Studio notes from the contemporary painter Gregg Chadwick
Wednesday, February 05, 2020
Profile in Courage: Mitt Romney Voted to Convict Trump
"The great question the Constitution tasks Senators to answer is whether the president committed an act so extreme and egregious that it rises to the level of a high crime and misdemeanor.
Yes, he did.
The president asked a foreign government to investigate his political rival. The president withheld vital military funds from that government to press it to do so. The president delayed funds for an American ally at war with Russian invaders. The president’s purpose was personal and political. Accordingly, the president is guilty of an appalling abuse of public trust.
What he did was not “perfect.” No, it was a flagrant assault on our electoral rights, our national security, and our fundamental values.

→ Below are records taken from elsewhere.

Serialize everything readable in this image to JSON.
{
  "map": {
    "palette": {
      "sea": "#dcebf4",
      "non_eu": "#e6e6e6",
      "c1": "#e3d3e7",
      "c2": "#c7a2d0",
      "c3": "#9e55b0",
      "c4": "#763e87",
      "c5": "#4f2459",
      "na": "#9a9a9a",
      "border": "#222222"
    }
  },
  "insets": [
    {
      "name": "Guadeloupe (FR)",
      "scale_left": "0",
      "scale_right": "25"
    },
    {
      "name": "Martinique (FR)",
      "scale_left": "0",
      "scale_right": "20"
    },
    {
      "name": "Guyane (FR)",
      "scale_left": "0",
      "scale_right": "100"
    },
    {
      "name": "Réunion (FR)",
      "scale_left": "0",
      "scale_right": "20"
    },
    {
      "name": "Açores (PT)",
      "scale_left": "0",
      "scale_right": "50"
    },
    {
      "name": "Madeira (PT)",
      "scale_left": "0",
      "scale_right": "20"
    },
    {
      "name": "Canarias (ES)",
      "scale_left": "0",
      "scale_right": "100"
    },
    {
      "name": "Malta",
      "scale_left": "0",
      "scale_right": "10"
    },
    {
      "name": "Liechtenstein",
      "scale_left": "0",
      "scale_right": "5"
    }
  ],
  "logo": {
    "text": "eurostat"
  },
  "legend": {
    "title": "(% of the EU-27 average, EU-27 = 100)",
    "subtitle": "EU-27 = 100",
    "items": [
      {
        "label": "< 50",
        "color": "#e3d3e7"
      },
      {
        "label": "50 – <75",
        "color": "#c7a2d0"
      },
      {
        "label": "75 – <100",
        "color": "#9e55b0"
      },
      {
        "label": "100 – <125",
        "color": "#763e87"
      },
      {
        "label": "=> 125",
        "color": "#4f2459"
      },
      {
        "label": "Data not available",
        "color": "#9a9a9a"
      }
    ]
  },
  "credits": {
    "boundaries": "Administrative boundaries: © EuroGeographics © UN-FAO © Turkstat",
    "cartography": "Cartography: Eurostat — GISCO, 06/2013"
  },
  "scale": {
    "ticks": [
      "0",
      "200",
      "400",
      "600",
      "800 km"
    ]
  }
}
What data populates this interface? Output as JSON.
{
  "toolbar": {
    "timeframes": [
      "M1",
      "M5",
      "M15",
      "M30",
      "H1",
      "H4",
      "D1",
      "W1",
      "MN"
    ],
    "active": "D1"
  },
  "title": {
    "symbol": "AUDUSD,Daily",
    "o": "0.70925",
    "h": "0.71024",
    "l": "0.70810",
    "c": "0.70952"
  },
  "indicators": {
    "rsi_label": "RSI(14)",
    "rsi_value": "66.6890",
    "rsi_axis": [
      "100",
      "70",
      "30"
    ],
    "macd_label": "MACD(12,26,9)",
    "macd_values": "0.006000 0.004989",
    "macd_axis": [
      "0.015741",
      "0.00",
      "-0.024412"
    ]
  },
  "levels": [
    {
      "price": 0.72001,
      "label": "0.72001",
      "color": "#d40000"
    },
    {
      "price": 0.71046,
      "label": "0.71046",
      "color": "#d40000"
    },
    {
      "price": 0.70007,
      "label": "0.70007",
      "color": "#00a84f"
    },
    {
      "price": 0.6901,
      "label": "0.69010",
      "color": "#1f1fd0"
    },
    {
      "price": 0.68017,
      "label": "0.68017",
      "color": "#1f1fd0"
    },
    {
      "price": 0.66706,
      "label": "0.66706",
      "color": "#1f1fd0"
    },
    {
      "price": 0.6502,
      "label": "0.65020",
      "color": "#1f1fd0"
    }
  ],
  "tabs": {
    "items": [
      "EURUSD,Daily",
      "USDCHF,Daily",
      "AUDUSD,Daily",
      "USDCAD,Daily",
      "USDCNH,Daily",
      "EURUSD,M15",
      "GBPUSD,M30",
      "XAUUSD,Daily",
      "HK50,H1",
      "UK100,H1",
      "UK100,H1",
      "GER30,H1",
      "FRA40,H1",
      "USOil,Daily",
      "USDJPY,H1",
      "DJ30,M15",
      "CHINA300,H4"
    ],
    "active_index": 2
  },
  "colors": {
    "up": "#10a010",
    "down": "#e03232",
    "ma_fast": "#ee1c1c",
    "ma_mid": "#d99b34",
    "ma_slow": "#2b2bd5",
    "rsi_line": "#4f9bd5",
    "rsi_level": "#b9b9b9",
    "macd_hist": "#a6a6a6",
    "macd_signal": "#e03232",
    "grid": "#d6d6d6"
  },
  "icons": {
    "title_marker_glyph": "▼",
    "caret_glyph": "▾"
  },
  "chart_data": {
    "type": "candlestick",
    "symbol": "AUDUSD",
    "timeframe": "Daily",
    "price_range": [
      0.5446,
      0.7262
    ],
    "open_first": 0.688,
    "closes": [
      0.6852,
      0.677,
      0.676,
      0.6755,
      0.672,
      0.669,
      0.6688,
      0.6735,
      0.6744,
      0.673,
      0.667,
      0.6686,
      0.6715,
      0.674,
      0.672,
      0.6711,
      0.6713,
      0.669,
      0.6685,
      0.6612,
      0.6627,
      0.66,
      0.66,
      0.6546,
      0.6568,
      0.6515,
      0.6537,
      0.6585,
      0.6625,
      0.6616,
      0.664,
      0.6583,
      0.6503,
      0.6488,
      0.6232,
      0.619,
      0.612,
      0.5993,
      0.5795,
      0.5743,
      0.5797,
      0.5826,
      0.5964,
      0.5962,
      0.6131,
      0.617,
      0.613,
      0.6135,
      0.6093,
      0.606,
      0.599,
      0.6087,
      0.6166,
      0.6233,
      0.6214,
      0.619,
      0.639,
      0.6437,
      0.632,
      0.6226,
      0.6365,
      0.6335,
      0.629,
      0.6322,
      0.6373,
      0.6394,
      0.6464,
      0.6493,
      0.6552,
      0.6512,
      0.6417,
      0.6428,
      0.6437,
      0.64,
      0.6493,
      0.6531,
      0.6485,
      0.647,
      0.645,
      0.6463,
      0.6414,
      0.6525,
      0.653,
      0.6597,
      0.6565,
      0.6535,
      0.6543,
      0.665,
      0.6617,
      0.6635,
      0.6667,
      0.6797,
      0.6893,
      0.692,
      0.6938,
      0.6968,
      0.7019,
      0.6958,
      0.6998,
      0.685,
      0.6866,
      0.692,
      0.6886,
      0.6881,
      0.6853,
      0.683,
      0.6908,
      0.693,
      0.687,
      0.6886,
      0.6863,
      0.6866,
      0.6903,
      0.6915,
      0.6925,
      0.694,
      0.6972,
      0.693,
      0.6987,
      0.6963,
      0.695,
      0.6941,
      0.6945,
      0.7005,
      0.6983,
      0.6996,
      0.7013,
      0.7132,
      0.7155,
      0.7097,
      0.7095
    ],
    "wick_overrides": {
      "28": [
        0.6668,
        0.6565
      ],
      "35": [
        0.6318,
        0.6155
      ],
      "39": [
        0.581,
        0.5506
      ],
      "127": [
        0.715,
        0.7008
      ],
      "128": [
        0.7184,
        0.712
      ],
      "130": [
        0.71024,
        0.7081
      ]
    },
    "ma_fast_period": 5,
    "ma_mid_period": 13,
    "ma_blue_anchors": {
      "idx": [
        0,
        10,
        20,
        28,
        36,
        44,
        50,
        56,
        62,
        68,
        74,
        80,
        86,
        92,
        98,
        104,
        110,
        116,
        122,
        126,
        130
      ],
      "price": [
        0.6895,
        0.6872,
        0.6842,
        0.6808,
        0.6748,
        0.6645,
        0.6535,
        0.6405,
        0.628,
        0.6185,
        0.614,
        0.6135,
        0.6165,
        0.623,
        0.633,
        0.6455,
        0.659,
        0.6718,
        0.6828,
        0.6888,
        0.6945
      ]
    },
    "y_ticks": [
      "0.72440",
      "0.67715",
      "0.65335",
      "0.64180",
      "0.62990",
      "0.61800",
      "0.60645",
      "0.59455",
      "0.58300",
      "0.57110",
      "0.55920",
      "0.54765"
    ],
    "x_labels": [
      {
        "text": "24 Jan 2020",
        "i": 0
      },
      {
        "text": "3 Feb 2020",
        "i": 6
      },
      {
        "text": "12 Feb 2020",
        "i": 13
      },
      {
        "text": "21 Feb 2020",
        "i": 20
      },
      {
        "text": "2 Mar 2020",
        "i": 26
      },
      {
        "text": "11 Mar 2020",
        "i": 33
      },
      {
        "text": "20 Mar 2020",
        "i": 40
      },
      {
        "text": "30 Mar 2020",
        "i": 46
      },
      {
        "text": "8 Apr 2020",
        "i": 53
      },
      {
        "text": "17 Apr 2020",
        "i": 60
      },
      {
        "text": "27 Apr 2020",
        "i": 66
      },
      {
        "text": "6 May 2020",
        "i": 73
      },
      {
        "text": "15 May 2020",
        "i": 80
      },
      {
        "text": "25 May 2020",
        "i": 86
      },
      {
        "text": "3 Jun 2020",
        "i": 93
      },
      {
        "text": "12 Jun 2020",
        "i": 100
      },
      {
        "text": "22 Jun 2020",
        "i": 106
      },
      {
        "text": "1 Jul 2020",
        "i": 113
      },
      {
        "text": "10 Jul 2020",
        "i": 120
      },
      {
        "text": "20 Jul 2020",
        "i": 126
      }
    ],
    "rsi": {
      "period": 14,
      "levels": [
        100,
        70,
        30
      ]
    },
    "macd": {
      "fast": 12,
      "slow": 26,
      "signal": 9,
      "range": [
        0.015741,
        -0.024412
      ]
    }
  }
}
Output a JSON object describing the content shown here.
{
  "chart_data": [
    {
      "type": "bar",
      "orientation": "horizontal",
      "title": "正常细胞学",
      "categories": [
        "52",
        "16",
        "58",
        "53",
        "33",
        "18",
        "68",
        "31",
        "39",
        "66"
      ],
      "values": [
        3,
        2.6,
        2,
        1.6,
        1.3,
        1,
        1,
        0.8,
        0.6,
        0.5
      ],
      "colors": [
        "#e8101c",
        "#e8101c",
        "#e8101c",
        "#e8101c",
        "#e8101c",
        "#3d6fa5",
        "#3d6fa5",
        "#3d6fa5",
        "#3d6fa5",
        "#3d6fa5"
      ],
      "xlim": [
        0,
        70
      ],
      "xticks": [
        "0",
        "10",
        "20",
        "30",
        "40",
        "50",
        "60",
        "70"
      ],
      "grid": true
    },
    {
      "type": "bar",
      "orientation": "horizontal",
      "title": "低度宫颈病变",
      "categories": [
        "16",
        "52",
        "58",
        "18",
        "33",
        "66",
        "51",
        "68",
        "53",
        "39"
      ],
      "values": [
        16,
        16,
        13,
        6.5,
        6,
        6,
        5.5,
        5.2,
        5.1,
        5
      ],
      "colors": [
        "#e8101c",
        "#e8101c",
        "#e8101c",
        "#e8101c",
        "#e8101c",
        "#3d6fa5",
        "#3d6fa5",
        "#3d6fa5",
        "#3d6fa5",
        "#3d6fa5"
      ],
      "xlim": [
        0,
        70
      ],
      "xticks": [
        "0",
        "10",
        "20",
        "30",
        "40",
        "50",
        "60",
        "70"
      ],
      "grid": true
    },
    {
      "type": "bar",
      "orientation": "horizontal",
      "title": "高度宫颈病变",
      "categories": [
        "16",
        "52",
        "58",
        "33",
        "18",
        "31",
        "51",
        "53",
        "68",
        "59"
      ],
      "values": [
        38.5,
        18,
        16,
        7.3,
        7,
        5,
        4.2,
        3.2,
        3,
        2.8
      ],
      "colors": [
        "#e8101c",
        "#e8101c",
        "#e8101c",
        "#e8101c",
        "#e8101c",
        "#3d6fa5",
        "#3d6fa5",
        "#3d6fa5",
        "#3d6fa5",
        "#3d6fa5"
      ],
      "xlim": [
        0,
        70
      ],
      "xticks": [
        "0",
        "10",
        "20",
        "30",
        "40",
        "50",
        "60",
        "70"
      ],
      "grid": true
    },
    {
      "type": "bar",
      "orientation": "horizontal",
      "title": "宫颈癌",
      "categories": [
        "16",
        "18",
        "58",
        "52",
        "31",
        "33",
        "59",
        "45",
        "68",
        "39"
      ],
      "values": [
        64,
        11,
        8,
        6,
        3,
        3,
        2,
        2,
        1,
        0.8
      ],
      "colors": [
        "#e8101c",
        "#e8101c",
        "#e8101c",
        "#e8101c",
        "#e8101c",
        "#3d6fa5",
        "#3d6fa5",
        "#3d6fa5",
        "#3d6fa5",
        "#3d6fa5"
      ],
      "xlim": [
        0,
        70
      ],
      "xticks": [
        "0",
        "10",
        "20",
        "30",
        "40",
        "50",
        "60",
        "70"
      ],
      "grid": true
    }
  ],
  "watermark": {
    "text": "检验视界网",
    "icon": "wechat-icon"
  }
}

Corrupting an election to keep oneself in office is perhaps the most abusive and destructive violation of one’s oath of office that I can imagine. It’s what autocrats do."
- Mitt Romney Feb 5, 2020
What we teach in resistance courses -- real resistance, not hashtag resistance -- is that calibrated acts of defiance build morale for the populace, and have a vital psychological value. Pelosi. Romney. Acts of defiance.
In 1896 Justice Harlan was the only justice to vote against Plessy v Ferguson. But his lone dissent gave a basis to build the argument that won in Brown v Board.